I do not know if this is related to your problem, but it looks like you are not using read() correctly. read() returns -1 upon end of input, and may read less than the specified number of bytes even if more data is available. I would recommend instead using

while ((bytesRead = inputStream.read(buffer, 0, buffer.length)) != -1) {
    resp.getOutputStream().write(buffer, 0, bytesRead);
}

Your original code risks terminating the read loop before end of data, or calling write() with bytesRead set to -1. Also, the offset variable in your original code seems unnecessary; the offset should always be 0, since you are trying to fill the entire buffer.

If you're getting a SocketException, the problem isn't with the code here, but with the underlying networking protocol. In this case, "broken pipe" means that you're losing the connection to the server -- either because the server is hanging up, the Internet connection is shaky, or something else -- and read is throwing the exception because it happens to be the method trying to use that connection at the moment.

使用BufferedInputStream而不是FileInputStream可以为您提供更多的功能和灵活性,以读取数据。

What's your application's environment? I mean which AppServer, WebServer etc.

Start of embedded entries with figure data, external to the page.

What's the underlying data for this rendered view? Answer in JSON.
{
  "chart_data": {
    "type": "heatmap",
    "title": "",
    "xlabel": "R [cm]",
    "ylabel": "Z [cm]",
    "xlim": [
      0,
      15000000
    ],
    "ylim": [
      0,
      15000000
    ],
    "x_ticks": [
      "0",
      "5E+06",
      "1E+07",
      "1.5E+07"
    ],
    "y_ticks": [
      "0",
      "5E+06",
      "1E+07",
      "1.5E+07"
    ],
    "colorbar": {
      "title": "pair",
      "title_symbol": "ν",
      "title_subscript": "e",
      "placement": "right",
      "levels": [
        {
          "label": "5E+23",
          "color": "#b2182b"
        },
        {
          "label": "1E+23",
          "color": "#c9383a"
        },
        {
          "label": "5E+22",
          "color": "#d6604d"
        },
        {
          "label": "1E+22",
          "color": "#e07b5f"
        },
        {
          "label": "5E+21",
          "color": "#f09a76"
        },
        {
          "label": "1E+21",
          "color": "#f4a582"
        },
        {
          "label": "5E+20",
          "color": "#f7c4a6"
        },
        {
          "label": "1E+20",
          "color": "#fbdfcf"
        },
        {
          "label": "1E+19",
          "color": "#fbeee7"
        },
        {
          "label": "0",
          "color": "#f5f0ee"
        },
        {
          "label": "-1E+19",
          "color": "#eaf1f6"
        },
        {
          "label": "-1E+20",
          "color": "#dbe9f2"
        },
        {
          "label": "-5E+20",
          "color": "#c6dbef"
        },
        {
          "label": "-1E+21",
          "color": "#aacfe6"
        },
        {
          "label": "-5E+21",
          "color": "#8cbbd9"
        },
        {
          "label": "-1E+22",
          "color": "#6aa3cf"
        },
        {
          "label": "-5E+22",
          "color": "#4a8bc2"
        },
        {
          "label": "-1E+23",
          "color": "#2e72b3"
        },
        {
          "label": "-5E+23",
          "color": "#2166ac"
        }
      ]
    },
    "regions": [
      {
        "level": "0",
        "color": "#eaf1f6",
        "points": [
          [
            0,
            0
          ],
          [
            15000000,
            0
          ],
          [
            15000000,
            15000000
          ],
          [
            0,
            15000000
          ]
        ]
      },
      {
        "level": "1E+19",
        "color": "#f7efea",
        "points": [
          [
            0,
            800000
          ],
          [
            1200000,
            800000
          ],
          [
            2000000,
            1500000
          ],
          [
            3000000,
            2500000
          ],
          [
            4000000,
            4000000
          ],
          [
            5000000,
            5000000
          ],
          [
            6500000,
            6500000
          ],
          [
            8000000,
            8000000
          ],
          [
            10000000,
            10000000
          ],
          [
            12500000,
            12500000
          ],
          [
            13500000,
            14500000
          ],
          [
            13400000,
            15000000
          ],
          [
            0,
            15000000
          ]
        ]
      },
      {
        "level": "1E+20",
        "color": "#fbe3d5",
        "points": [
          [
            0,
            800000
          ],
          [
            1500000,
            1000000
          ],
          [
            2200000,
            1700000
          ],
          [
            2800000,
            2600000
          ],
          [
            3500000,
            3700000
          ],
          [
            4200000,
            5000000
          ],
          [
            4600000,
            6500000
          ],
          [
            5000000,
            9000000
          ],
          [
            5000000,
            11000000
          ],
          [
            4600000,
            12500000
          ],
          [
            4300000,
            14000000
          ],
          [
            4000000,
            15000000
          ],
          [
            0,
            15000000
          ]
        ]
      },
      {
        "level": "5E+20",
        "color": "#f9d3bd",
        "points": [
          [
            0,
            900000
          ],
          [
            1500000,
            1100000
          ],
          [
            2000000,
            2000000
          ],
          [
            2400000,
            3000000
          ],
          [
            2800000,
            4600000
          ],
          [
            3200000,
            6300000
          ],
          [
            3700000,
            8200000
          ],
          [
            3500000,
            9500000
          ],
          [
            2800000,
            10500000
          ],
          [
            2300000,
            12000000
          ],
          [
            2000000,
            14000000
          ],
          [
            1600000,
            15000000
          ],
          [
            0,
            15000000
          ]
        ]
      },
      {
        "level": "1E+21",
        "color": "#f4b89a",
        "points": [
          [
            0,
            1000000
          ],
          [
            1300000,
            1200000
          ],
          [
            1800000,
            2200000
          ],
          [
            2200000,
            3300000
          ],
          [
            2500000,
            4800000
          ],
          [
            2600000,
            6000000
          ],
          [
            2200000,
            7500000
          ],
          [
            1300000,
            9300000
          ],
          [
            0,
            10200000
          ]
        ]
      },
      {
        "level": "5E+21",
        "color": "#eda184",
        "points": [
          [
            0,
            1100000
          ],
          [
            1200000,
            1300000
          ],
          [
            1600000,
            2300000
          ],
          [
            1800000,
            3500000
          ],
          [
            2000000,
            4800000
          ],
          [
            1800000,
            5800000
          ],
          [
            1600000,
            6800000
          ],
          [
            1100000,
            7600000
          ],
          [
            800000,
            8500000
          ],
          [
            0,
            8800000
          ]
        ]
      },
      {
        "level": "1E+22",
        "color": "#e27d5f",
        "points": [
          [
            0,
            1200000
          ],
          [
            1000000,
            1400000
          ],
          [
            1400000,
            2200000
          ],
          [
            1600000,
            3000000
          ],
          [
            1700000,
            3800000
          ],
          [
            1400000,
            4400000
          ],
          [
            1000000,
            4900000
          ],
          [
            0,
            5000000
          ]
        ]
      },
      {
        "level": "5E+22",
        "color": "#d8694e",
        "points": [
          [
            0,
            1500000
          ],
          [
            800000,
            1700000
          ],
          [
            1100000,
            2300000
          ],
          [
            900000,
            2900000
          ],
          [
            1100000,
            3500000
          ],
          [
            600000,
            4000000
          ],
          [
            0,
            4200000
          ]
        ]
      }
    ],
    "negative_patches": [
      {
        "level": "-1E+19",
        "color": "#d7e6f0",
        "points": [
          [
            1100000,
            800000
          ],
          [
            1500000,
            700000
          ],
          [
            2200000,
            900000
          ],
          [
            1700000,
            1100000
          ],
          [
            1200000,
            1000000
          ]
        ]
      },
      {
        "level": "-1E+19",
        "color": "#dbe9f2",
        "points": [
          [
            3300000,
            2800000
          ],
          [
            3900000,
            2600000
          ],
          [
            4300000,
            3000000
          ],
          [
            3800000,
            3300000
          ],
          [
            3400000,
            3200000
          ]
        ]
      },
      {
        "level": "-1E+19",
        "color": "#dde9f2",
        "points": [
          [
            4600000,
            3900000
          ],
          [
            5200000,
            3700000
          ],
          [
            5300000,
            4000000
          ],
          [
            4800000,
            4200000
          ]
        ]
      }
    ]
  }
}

I had a similar issue when serving large file through Apache Httpd and Tomcat combo. My clients were using a normal webbrowser, and I was trying to send chunked data. (For very large files I was reading a chunk of bytes and sending it out to client).

My problem was probably because of the ajp connecter I was using between httpd and tomcat. I switched from ajp to html connector between the two and it worked like a charm.